You have no place in an economics thread.

>> No.18921397

>>18921375
>unironically using the word statists
right back at you, retarded ancap >>18921382
it's just embarrassing to out yourself as such at this point, I feel bad for even picking on you.

>> No.18921415

>>18921397
Are you feeling well? The word accurately describes the government controlled _economy_ which is the focus of a large part of the _economics_ debate.

>> No.18921420

>>18921397
Why are you offended by the word "statist" in a thread which picks up on "Austrians" is beyond me.

>> No.18921437

>>18921415
the word statist holds absolutely no meaning beyond a buzzword
you say that "Statists "regulating" economy is like schoolchildren LARPing as brain surgeons.", but this is such a nonsensical point considering most of the people regulating the economy are experts in the fields they are brought in (politicians do actually consult with experts believe it or not), you don't get a random carpenter to regulate industrial zoning laws.
by describing them as "statists" you not only strip the entire process from its nuances but also paint everyone you disagree with in a single grouping so as not to engage with how every sector of the economy is dealt with, you're not even worth the time I am spending on this post let alone additional (you)s.
tl;dr: pick up a fucking book, you're on /lit/

>> No.18921444

>>18921375
That's pretty much Friedman's take (except the having a stateless society thing, or the state not regulating money, as he talked mostly about ways to regulate money). But does it really hold at all?

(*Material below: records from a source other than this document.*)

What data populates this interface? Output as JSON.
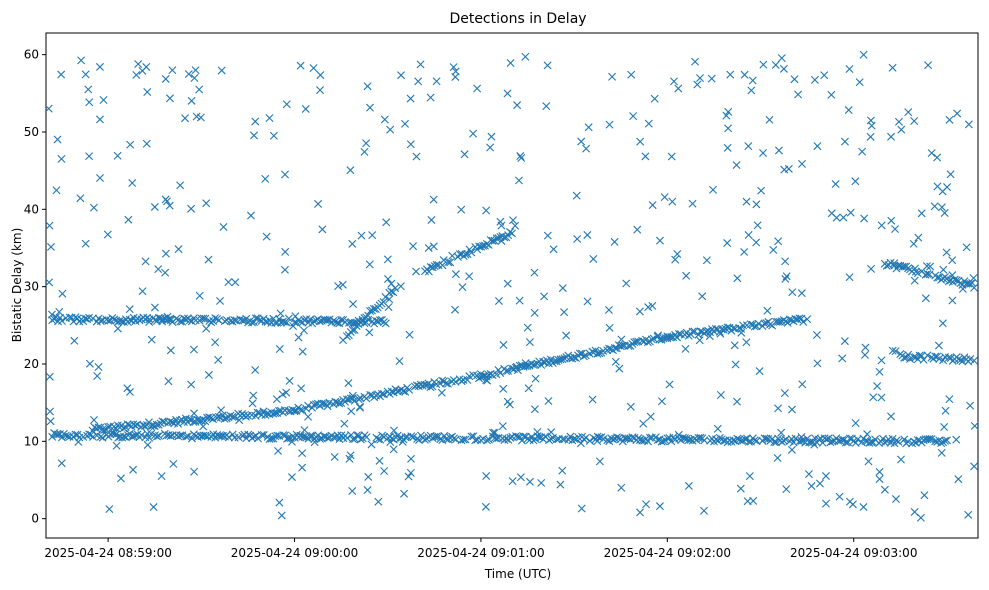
{
  "chart_data": {
    "type": "scatter",
    "title": "Detections in Delay",
    "xlabel": "Time (UTC)",
    "ylabel": "Bistatic Delay (km)",
    "marker": "x",
    "color": "#1f77b4",
    "grid": false,
    "legend": "none",
    "x_start": "2025-04-24 08:58:40",
    "x_end": "2025-04-24 09:03:40",
    "ylim": [
      0,
      60
    ],
    "x_ticks": [
      {
        "time": "2025-04-24 08:59:00",
        "label": "2025-04-24 08:59:00"
      },
      {
        "time": "2025-04-24 09:00:00",
        "label": "2025-04-24 09:00:00"
      },
      {
        "time": "2025-04-24 09:01:00",
        "label": "2025-04-24 09:01:00"
      },
      {
        "time": "2025-04-24 09:02:00",
        "label": "2025-04-24 09:02:00"
      },
      {
        "time": "2025-04-24 09:03:00",
        "label": "2025-04-24 09:03:00"
      }
    ],
    "y_ticks": [
      0,
      10,
      20,
      30,
      40,
      50,
      60
    ],
    "tracks": [
      {
        "desc": "main target track",
        "points": [
          [
            "2025-04-24 08:58:55",
            11.5
          ],
          [
            "2025-04-24 09:00:00",
            14.0
          ],
          [
            "2025-04-24 09:01:00",
            18.5
          ],
          [
            "2025-04-24 09:02:00",
            23.5
          ],
          [
            "2025-04-24 09:02:45",
            25.8
          ]
        ]
      },
      {
        "desc": "rising track",
        "points": [
          [
            "2025-04-24 09:00:15",
            23.0
          ],
          [
            "2025-04-24 09:00:33",
            30.0
          ]
        ]
      },
      {
        "desc": "rising track 2",
        "points": [
          [
            "2025-04-24 09:00:42",
            32.0
          ],
          [
            "2025-04-24 09:01:10",
            37.0
          ]
        ]
      },
      {
        "desc": "band",
        "points": [
          [
            "2025-04-24 08:58:42",
            10.8
          ],
          [
            "2025-04-24 09:03:30",
            10.0
          ]
        ]
      },
      {
        "desc": "band",
        "points": [
          [
            "2025-04-24 08:58:42",
            25.8
          ],
          [
            "2025-04-24 09:00:30",
            25.5
          ]
        ]
      },
      {
        "desc": "band",
        "points": [
          [
            "2025-04-24 09:03:10",
            33.0
          ],
          [
            "2025-04-24 09:03:40",
            30.0
          ]
        ]
      },
      {
        "desc": "band",
        "points": [
          [
            "2025-04-24 09:03:15",
            21.0
          ],
          [
            "2025-04-24 09:03:40",
            20.5
          ]
        ]
      }
    ],
    "clutter": {
      "approx_count": 520,
      "x_range": [
        "2025-04-24 08:58:40",
        "2025-04-24 09:03:40"
      ],
      "y_range": [
        0,
        60
      ]
    }
  }
}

Back in the 19th century things were way less efficient than after the current monetary and interventionist practices took hold, and the European countries who did not adopt such practices well enough (Russia, Spain) fell to the Socialists soon enough, making this >>18921184 statement still pretty reasonable.

>> No.18921713

>>18919520
Hayek and his ilk ushered in the neoliberal hellscape we are stuck with today

>> No.18921819

>>18921713
Utter absurd, the governments still "stimulate" the economy and inject money into it like madmen.

>> No.18921842

>>18919580
someone should tell sowell private banks are in charge of the circulation of money.

>> No.18921845

>>18921819
governments borrow money from banks.

>> No.18921852

>>18921845
Governments create the (economic) laws and protect banks' monopoly at taxpayers cost.

>> No.18921872

>>18921852
Exactly. Governments should be using money to ensure the health and education, and to open avenues for advancement of their citizens, not endlessly financing and bailing out private capital owners.

>> No.18922093

>>18921872
It should keep its dirty, greedy, incompetent and corrupted paws off the most important aspects of the society.
https://www.youtube.com/watch?v=fFoXyFmmGBQ

>> No.18922098

>>18922093
how can you be an artist and a capitalist? incompatible ways of life.

>> No.18922153

>>18922093
USA is the only developed nation without publicly funded, universal healthcare and they not only have the highest costs, but also the most waste. Government is needed, but government working for the people, not perpetuating corporate profits (health insurance in the USA brings tens of billions in profits per year).

>> No.18922219

>>18922153
If you compare the statistics of the effectiveness of the American healthcare (possibly the most idiotic system of business - state collusion possible) with that of the rest of the world it's really a close call; actually we don't have a clear winner.
That should give you an idea that we are talking about Paralympics competitions - which one of these cripples runs faster..

>> No.18923791

>>18921154
>Keynes was a pure economically illiterate hack, you can check Hazlitt's "The Failure of New Economics"
Keynes explicitly makes assumptions which are "irrational" from a conventional point of view. Hazlitt of course just claims that classical and conventional wisdom is right, Keynes wasn't ignorant of those claims. If you claim savers are doing themselves and everyone else a favor by not spending, owners and workers will set labour and commodity prices at their market clearing prices, etc than of course noting Keynes says makes sense.